正如你在课程的第一周所见，训练大型语言模型（LLMs）在计算上是密集型的。全量微调不仅需要内存来存储模型，还需要存储训练过程中所需的各种其他参数。即使你的计算机能够容纳模型权重——对于最大的模型来说，现在的数量级已经是数百GB——你还必须能够在训练过程中为优化器状态、梯度、前向激活和临时内存分配内存。这些额外的组件可能比模型本身大许多倍，并且可能很快就会变得太大，以至于消费者硬件无法处理。

与全量微调不同，后者在监督学习过程中更新每个模型权重，参数高效的微调方法只更新一小部分参数。一些路径技术冻结了大部分模型权重，专注于微调现有模型参数的一个子集，例如特定的层或组件。其他技术根本不会触及原始模型权重，而是添加少量新的参数或层，并且只对新组件进行微调。使用PEFT（Parameter Efficient Fine-tuning），大多数（如果不是全部）LLM权重都保持冻结。因此，训练参数的数量比原始LLM中的参数数量少得多。在某些情况下，只有原始LLM权重的15-20%。这使得训练所需的内存要求更容易管理。实际上，PEFT通常可以在单个GPU上执行。而且由于原始LLM只是被轻微修改或保持不变，PEFT不太容易出现全量微调的灾难性遗忘问题。全量微调会导致你训练的每个任务都有一个新的模型版本。每一个都和原始模型一样大，所以如果你为多个任务进行微调，它可能会造成昂贵的存储问题。

让我们来看看你可以如何使用PEFT来改善这种情况。通过参数高效的微调，你只训练少量的权重，这导致整体占用空间小得多，根据任务的不同，小到只有几MB。新的参数与原始LLM权重结合用于推断。PEFT权重针对每个任务进行训练，并且可以轻易地替换出来进行推断，允许原始模型高效地适应多个任务。你可以使用几种方法进行参数高效的微调，每种方法在参数效率、内存效率、训练速度、模型质量和推断成本上都有不同的权衡。
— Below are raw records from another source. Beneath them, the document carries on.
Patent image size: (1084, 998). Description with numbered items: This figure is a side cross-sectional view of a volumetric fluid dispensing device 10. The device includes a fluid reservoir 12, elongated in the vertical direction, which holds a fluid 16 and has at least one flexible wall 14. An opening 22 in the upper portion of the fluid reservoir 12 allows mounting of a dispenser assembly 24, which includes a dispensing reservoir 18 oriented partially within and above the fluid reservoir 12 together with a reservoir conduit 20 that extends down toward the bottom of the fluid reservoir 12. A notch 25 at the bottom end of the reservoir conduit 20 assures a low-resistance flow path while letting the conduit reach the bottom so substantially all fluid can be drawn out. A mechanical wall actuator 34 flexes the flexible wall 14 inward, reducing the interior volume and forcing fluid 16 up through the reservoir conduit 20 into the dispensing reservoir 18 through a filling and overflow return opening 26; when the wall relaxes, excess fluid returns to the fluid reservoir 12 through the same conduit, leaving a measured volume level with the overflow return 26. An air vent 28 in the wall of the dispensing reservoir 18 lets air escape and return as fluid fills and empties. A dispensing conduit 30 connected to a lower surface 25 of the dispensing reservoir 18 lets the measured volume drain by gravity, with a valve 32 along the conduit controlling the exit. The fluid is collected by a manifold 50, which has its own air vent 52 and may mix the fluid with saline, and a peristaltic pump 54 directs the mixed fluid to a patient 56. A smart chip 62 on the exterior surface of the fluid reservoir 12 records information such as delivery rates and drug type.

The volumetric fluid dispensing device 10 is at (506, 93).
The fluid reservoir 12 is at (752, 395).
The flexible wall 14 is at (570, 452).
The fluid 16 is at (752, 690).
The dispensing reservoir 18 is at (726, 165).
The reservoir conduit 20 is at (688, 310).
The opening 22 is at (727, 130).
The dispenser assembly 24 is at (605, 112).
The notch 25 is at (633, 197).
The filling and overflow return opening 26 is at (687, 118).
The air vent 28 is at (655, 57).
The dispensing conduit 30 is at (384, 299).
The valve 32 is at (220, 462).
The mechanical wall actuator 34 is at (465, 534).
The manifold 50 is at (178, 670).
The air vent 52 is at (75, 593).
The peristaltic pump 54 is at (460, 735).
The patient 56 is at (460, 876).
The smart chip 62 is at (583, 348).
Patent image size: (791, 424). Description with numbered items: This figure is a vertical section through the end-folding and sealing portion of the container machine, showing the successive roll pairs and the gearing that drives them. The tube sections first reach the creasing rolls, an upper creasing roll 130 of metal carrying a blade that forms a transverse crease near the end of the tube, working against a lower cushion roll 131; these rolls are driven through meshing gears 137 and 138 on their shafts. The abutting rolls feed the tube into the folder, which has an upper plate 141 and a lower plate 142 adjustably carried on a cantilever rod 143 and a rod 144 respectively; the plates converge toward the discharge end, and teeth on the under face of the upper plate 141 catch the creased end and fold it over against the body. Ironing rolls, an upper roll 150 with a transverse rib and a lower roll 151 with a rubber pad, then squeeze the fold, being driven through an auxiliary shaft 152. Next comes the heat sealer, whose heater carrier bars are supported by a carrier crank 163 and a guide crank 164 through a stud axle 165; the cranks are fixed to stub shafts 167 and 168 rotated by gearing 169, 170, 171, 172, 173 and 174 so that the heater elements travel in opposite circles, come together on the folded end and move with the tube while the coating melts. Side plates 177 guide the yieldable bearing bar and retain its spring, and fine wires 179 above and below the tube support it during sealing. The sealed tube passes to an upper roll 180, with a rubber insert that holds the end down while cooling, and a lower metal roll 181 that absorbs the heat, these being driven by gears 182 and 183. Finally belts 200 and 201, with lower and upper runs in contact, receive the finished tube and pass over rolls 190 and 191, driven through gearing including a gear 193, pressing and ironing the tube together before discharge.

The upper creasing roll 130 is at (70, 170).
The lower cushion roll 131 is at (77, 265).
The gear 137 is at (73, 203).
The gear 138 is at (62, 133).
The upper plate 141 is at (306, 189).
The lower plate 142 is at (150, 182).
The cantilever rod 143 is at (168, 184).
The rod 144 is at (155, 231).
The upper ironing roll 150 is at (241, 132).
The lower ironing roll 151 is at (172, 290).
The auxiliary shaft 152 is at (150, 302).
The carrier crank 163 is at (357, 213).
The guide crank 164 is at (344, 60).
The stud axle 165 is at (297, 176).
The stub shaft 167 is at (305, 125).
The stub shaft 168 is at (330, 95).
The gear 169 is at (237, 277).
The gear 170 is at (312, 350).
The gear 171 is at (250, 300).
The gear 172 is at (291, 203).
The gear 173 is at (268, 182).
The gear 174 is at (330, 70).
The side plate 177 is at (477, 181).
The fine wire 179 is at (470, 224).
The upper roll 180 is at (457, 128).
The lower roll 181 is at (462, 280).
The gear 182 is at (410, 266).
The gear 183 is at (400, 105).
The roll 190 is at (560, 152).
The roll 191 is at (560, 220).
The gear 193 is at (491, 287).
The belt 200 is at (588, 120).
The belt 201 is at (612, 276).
让我们来看一下PEFT方法的三个主要类别。选择性方法是那些只微调原始LLM参数的一个子集。你可以采取几种方法来确定你想要更新哪些参数。你可以选择只训练模型的某些组件或特定层，甚至是单个参数类型。研究人员发现这些方法的性能参差不齐，并且在参数效率和计算效率之间存在重大的权衡。我们不会在这门课程中关注它们。重参数化方法也是使用原始LLM参数，但通过创建原始网络权重的新低秩转换来减少要训练的参数数量。这种类型的一个常用技术是LoRA，我们将在下一个视频中详细探讨。最后，附加方法是通过保持所有原始LLM权重冻结并引入新的可训练组件来进行微调。这里有两个主要的方法。适配器方法在模型的架构中添加新的可训练层，通常是在编码器或解码器组件的注意力或前馈层之后。另一方面，软提示方法保持模型架构固定和冻结，并专注于操纵输入以获得更好的性能。这可以通过向提示嵌入添加可训练参数或将输入保持固定并重新训练嵌入权重来完成。

在这节课中，你将看一下一种称为提示调整的具体软提示技术。首先，让我们继续下一个视频，更仔细地看看LoRA方法，并了解它是如何减少训练所需内存的。